64. Physical exercise can protect your brain and its mental processes
Manage stress:
65. Cortisol, the stress hormone secreted under stress by the human adrenal
gland, near the kidneys, can damage the hippocampus if stress is unrelieved.
66. Stress can produce an enzyme called, "protein kinase C," which
impairs the short-term memory and other functions in the prefrontal cortex, the
executive-decision part of the brain. In other words, stress can make it
difficult to remember and to concentrate.

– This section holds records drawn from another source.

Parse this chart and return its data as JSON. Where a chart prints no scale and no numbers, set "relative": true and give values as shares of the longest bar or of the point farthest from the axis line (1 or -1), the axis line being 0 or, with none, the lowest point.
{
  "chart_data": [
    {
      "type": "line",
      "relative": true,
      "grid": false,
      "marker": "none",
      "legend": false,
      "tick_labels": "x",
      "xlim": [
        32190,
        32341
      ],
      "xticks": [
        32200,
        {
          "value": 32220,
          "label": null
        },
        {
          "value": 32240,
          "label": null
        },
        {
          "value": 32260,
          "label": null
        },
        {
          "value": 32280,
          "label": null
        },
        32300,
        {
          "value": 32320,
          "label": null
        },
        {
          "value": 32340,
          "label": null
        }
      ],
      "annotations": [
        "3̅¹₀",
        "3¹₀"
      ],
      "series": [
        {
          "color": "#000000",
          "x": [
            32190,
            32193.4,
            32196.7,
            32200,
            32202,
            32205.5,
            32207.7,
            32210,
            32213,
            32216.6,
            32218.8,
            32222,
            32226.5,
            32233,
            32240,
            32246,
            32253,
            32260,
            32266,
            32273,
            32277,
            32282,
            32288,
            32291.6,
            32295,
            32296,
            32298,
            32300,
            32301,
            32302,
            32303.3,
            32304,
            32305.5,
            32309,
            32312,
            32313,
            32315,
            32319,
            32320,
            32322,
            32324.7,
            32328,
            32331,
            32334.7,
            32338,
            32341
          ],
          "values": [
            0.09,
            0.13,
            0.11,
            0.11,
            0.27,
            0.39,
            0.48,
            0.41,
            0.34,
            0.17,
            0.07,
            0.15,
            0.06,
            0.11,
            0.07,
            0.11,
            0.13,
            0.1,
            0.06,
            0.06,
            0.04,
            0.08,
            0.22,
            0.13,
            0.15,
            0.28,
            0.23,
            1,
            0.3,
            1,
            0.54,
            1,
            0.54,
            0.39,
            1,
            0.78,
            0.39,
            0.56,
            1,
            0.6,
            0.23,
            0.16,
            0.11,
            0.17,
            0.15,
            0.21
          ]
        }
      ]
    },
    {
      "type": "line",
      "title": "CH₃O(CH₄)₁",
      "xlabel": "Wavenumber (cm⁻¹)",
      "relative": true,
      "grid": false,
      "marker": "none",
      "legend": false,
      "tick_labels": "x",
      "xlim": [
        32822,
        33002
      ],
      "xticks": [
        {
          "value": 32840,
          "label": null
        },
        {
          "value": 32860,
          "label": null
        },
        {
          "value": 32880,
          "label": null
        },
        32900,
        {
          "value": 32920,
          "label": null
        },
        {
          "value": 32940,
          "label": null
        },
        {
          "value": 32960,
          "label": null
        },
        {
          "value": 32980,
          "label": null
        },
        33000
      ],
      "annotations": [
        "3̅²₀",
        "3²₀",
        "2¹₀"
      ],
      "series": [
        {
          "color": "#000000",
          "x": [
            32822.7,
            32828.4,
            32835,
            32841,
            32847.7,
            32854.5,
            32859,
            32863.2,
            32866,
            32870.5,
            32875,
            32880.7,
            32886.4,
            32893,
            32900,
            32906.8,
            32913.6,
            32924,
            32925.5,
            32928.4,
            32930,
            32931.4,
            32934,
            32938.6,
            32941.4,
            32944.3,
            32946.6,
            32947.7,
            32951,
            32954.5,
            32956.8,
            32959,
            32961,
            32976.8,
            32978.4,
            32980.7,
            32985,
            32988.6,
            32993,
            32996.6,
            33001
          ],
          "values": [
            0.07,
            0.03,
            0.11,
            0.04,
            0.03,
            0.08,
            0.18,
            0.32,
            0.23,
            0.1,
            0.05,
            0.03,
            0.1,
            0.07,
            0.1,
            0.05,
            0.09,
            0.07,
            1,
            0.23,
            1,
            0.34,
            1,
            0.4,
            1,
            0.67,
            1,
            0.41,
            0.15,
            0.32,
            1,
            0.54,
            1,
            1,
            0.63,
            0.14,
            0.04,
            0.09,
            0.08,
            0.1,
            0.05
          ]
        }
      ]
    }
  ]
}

67. Physical exercise can help to relieve stress. Even a simple walk can help to
clear the mind.
68. Jokes, soothing music, and even a short nap can help to
break the stress.
69. On the other hand, arousing, exciting, momentous occasions, including
stressful ones, get filed away very readily. If you can remember your first job,
9/11, or when Kennedy was shot, these examples prove that some stressful
occasions can create vivid memories.
70. It has been discovered that people who are more prone to chronic distress
are more likely to develop Alzheimer’s disease than their more carefree
counterparts.
Other Good habits
71. A good night's sleep is necessary for memory consolidation. lakc of sleep
disorders can leave you tired and unable to concentrate during the day.
72. Smoking constricts arteries that deliver oxygen to the brain. Tests have
proven this memory loss in adolescents who smoke.
73. Relaxation through meditation, tai chi, yoga, or other techniques that slow
respiration, slow metabolism, and release muscle tension can make a huge
difference in your overall health and stress levels. Invest about ten to fifteen
minutes per day with these techniques.
74. Investigate biofeedback programs or games that provide real-time information
and tracking. These tools can help you learn effective techniques for reducing
stress.
75. Staying properly hydrated can do more for your body and mind than eating, at
times. Drink your recommended 8-10 glasses day.